Netflix may have actually pulled it off this time. The service’s live action adaptation of famed manga/anime One Piece is now online, and the reviews are starting to come in. Unlike other adaptation projects like this in the past, these scores are…quite good.
With 18 reviews in, One Piece currently has a 78% on Rotten Tomatoes from critics, a very solid score, especially given that this is not exactly traditional TV critic viewing material.
But more impressive is the 95% audience score with well over 1,000 review already. You may say “oh well it’s fans of the source material, of course they’d score it high,” but the opposite is probably true. If the adaptation didn’t live up to their standards, and they’d be its harshest critics, these scores would be crushingly low instead. These scores indicate that yes, they got it right.
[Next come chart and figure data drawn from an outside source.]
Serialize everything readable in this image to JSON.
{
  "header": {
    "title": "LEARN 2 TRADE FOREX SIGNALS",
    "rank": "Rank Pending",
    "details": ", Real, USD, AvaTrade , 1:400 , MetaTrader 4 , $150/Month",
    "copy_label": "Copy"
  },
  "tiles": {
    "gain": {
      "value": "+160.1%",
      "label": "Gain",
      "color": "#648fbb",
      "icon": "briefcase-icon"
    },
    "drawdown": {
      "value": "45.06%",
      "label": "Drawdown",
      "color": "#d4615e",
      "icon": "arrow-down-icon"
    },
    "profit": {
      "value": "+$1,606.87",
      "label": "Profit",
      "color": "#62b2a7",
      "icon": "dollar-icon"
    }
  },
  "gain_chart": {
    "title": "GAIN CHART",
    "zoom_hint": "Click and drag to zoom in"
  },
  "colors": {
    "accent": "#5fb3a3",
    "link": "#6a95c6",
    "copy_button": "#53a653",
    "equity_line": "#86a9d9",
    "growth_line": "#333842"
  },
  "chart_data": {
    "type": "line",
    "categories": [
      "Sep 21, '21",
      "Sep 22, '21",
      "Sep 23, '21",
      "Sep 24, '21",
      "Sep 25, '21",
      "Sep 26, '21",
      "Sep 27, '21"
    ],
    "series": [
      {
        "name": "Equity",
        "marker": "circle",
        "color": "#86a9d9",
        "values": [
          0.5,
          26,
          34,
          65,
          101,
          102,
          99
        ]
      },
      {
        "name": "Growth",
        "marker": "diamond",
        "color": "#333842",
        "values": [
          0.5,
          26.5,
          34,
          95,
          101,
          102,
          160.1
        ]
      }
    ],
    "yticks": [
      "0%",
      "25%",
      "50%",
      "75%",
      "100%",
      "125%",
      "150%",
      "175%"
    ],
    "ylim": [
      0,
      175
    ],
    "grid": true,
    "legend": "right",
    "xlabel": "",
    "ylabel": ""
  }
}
We can contrast this to similar projects Netflix has done. Its adaptation of Cowboy Bebop has a 46% critic score and a 60% audience score. Their infamous Death Note live action film has a 36% from critics and a 23% from audiences. When fans don’t like something, they really don’t like something, especially if it’s cleaved from source materials that’s an all-time classic, and it just can’t live up.
One Piece is sprawling, both in terms of running time and likely budget. Season 1 here is eight episodes, most of which are close to an hour apiece. That’s a bit longer than most Netflix originals, but keep in mind this is an anime series that has run for quite literally over a thousand episodes. So yeah, I think eight hours is okay to start with here.
One Piece will have to perform extremely well for Netflix to warrant future seasons, given its budget, but obviously there is no shortage of source material to adapt if they want to continue it indefinitely. It is certainly starting out on the right foot with these kind of scores, and One Piece really is a global phenomenon, so that is likely to boost its prospects here. I do expect it to debut as #1 on the service as soon as the order is updated after its launch (dethroning incoming).
Netflix needs a win like this, a big budget series that’s actually received well and actually widely watched. Stranger Things is about to end, and they need something to fill that void. One Piece probably won’t reach that insane level of popularity, but it’s good, it has a passionate fanbase and it seems poised for a healthy lifespan, if audiences show up.